Mais bon : dans le cadre de mon « Western Summer », je me suis dit que la lecture de Deadwood s’imposait malgré tout, et que ce qui m’avait déplu dans la série télévisée pouvait passer bien mieux dans un cadre littéraire. Et là, très vite, énorme surprise : en effet, j’ai dévoré Deadwood le roman, et ai encore du mal maintenant à établir le lien avec Deadwood la série... Ce pavé que je me suis enquillé en à peine plus de deux jours tellement je trouvais ça bon ne me paraît en effet entretenir que des rapports fort distants avec la série éponyme : il y a le cadre, certes (la ville-champignon de Deadwood dans les Black Hills, donc), et quelques personnages (dont les plus « mythiques », Wild Bill Hickock et Calamity Jane). Certains événements aussi, sans doute – mais ils ne m’avaient pas marqué dans l’adaptation télévisée. Pour le reste, on a vraiment affaire à quelque chose d’entièrement différent. Et là où la série, passablement mélancolique, m’a laissé de marbre, le roman, avec sa richesse impressionnante, m’a par contre séduit en tous points, et j’ai envie de faire péter à son égard tous les superlatifs et les « plus » : Deadwood le livre est plus sale, plus drôle (c’est rien de le dire ! je ne crois pas avoir souri une seule fois en regardant la série, là où j’ai explosé de rire à plusieurs reprises en lisant le roman), plus coloré, plus original, plus subtil, plus humain aussi, bref : plus mieux, mille fois mieux. Aussi puis-je d’ores et déjà vous donner ce conseil : que vous ayez aimé ou pas la série importe peu tant ça n’a rien à voir, vous devez lire Deadwood. Hop ! et plus vite que ça !

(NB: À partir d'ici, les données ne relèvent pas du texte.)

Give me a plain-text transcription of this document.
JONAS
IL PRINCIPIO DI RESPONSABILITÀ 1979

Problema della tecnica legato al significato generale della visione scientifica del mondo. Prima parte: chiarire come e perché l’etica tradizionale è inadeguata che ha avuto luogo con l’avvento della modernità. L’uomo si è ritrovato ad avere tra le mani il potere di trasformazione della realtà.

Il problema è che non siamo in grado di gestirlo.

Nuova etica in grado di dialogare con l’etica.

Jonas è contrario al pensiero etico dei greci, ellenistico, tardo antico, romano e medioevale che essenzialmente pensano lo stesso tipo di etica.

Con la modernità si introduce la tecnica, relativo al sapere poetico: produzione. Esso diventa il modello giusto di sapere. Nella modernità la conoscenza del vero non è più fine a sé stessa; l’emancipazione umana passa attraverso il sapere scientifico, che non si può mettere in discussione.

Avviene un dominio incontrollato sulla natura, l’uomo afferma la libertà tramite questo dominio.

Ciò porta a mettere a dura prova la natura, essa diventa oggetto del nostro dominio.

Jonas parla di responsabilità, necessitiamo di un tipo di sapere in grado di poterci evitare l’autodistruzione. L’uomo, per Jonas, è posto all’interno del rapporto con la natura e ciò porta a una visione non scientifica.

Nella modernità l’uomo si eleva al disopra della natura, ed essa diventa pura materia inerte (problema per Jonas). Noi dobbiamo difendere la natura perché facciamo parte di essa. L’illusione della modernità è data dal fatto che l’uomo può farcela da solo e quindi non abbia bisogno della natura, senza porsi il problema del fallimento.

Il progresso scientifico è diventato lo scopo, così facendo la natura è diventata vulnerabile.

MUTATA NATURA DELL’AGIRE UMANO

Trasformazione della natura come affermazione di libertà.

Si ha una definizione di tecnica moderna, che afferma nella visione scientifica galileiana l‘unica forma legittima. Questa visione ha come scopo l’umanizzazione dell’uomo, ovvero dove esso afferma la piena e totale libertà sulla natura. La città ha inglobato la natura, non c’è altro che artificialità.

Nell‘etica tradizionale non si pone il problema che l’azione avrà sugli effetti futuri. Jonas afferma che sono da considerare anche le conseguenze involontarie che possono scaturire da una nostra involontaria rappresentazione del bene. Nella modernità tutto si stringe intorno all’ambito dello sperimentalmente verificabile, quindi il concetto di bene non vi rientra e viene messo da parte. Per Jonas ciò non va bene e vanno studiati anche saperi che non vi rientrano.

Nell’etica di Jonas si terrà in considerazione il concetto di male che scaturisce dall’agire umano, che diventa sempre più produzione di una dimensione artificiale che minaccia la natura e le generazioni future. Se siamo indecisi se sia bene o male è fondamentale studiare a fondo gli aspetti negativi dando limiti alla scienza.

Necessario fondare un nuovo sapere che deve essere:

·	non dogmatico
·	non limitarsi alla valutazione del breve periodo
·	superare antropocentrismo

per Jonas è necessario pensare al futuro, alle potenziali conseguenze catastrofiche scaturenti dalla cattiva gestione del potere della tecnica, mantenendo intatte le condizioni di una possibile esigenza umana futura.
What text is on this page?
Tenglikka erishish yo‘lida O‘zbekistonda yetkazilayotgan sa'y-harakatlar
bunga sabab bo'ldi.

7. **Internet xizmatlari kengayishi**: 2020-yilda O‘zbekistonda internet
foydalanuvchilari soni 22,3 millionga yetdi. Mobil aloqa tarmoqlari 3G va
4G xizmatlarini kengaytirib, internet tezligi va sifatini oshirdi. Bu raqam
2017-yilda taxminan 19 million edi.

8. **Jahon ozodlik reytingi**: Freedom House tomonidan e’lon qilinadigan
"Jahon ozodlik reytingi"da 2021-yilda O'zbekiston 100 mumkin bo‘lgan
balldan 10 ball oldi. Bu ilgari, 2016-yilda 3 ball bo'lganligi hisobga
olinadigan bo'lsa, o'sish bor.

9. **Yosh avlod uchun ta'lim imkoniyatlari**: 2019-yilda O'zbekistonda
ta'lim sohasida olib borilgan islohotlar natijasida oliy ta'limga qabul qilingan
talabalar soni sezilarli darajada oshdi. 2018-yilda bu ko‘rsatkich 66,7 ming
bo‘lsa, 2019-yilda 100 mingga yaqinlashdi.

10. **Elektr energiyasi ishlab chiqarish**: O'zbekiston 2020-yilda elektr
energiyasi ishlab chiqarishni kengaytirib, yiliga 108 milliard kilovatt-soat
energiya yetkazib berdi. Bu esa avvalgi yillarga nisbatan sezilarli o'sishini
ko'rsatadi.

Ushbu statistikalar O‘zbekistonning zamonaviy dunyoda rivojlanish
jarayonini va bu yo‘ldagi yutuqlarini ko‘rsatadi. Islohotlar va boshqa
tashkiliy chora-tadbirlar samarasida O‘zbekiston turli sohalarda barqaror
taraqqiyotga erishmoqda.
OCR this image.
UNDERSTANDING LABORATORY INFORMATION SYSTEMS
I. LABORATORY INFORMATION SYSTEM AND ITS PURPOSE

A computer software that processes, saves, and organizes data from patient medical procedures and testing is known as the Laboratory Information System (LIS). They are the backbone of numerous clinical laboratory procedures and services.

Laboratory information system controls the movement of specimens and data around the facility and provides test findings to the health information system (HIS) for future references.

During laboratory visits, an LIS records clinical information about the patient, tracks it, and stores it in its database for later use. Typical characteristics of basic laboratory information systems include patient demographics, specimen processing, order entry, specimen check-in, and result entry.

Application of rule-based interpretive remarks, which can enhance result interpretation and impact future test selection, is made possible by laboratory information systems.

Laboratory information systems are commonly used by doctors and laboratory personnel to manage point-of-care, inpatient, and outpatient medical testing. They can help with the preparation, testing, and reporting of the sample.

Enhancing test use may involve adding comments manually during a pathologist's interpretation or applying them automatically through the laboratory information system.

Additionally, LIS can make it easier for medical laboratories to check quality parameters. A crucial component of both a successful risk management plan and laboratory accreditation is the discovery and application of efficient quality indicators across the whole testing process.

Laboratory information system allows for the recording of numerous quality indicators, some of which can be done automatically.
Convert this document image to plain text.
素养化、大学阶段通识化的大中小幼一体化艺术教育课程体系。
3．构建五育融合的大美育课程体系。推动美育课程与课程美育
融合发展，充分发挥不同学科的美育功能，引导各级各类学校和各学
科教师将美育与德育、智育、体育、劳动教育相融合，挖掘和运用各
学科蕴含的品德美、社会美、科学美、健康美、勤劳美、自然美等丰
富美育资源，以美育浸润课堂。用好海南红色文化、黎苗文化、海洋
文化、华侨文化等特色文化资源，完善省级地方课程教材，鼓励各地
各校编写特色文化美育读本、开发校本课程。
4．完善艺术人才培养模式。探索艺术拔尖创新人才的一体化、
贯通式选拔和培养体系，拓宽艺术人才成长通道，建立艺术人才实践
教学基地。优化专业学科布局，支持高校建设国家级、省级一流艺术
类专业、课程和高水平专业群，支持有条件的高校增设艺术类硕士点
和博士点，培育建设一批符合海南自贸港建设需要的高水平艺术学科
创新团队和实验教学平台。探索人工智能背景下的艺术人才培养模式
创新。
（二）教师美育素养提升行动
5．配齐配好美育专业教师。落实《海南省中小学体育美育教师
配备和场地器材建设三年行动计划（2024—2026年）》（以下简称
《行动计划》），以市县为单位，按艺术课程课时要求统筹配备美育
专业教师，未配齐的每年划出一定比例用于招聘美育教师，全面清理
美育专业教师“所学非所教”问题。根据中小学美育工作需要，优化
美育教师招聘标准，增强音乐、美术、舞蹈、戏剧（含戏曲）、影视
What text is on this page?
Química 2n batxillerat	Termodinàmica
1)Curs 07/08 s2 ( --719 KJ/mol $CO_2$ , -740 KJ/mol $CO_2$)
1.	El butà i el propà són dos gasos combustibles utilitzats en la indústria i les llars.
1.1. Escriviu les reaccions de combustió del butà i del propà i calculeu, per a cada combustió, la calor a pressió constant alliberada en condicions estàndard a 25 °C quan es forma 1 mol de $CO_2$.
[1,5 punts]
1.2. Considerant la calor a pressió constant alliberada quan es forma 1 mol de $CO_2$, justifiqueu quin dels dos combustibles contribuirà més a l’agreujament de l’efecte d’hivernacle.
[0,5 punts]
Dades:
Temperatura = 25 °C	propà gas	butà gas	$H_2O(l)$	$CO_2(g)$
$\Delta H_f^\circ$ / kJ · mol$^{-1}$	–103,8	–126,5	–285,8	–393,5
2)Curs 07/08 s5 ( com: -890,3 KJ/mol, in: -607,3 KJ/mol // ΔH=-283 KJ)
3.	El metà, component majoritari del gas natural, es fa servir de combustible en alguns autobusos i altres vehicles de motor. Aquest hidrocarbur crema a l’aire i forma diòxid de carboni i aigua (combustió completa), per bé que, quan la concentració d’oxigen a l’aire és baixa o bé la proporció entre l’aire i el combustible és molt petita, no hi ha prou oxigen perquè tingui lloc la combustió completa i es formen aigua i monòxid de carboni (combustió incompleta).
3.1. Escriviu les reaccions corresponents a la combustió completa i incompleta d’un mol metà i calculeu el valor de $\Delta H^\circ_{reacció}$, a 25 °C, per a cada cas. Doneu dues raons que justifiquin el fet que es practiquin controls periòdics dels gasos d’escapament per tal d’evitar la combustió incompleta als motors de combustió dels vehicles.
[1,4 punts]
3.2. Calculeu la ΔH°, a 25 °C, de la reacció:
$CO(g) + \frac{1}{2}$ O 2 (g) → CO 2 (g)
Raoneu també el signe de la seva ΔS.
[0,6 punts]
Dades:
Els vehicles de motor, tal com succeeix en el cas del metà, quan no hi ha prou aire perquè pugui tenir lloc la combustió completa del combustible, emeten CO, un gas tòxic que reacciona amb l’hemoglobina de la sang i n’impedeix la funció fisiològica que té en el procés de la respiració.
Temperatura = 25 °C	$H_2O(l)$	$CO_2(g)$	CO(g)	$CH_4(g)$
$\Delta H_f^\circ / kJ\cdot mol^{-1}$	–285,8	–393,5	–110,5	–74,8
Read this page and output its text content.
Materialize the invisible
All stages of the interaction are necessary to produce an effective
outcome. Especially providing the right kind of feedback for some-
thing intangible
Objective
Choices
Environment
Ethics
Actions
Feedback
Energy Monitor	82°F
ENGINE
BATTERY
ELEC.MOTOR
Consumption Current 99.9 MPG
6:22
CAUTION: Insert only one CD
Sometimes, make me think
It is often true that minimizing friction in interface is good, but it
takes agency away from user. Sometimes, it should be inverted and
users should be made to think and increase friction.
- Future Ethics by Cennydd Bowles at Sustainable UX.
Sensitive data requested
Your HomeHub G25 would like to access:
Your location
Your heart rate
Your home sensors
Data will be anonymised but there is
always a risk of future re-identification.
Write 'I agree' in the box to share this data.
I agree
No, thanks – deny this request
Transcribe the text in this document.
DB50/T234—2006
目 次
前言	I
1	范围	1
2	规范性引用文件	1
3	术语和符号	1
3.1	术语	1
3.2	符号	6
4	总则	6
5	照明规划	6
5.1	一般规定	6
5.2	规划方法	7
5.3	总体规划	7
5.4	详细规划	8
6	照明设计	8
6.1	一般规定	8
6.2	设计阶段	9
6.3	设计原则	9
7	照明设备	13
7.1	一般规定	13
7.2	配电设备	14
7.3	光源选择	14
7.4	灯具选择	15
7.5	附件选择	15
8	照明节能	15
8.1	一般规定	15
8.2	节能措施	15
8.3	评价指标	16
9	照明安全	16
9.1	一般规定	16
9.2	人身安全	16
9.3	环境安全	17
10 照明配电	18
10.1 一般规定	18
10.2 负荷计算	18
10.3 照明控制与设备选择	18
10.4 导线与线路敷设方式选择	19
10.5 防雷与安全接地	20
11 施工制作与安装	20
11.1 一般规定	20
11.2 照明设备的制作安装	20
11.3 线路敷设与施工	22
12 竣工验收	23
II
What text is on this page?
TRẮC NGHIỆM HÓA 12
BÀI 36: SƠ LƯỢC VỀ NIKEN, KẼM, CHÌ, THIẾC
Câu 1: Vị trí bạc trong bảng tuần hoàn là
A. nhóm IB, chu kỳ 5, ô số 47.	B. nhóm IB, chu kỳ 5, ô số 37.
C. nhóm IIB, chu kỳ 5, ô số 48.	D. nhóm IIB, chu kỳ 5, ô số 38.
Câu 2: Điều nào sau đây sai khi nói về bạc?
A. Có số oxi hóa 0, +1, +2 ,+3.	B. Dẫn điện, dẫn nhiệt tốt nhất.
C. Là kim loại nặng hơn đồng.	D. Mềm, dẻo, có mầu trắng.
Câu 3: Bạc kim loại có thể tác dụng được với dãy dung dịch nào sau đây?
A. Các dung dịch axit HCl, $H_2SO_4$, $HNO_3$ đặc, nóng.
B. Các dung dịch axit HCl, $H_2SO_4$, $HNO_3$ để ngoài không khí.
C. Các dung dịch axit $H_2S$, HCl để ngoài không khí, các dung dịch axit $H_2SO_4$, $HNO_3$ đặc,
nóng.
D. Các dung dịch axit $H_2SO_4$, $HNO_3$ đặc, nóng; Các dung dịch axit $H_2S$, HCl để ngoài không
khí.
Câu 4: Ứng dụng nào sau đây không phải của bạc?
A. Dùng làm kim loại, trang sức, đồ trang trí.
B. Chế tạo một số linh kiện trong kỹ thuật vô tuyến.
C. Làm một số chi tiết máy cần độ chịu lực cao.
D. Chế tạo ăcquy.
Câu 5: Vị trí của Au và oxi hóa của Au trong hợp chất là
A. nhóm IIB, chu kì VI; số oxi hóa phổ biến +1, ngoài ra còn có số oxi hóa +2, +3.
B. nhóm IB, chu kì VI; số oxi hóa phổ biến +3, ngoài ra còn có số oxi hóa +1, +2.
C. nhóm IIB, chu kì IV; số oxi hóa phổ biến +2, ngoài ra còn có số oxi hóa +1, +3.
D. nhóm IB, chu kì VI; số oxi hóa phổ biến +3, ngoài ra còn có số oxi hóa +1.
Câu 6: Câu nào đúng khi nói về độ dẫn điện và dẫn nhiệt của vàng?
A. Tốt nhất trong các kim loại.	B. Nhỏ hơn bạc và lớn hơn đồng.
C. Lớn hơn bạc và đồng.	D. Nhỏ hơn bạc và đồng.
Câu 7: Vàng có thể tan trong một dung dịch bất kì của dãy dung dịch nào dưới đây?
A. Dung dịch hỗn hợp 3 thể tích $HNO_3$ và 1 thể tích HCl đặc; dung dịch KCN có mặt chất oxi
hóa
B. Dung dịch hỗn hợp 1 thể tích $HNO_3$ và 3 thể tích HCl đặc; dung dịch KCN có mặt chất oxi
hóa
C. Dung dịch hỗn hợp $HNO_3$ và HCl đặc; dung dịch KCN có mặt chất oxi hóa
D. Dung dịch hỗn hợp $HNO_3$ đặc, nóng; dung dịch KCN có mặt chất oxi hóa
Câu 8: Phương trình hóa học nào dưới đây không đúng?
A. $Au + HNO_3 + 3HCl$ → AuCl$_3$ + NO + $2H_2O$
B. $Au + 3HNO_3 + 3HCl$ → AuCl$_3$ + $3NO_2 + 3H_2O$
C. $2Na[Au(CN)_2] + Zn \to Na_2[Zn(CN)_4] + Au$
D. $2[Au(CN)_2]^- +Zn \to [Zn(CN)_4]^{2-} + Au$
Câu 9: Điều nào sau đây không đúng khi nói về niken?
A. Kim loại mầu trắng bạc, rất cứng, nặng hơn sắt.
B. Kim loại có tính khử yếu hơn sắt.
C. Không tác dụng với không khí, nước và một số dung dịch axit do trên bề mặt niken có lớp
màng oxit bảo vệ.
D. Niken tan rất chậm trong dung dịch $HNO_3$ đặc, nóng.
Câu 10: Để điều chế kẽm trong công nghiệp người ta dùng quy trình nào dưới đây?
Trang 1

Le roman débute en 1876, en gros avec l’arrivée à Deadwood du légendaire Wild Bill Hickock et de son ami le très sympathique Colorado Charley Utter (qui constitue plus ou moins le fil rouge du roman), à la tête d’une caravane composée essentiellement de putes. L’ambiance est vite donnée : le jour même de leur arrivée, nos héros voient deux hommes se balader dans les rues du bas-quartier (où se concentrera l’intrigue) avec une tête humain sous le bras, un Mexicain avec celle d’un Indien, et l’abject Boone May avec celle du hors-la-loi Frank Towles... C’est l’occasion, déjà, de faire la connaissance de quelques autochtones, dont bon nombre viennent accueillir en fanfare Wild Bill. Ainsi le détestable Capitaine Jack Crawford, par exemple. Ou encore le shérif Seth Bullock. Et bien d’autres, Blancs ou Chinois, gentilshommes et crapules, dames et catins, légendes et quidams, des deux côtés de la Loi, si tant est que la loi s’applique à Deadwood...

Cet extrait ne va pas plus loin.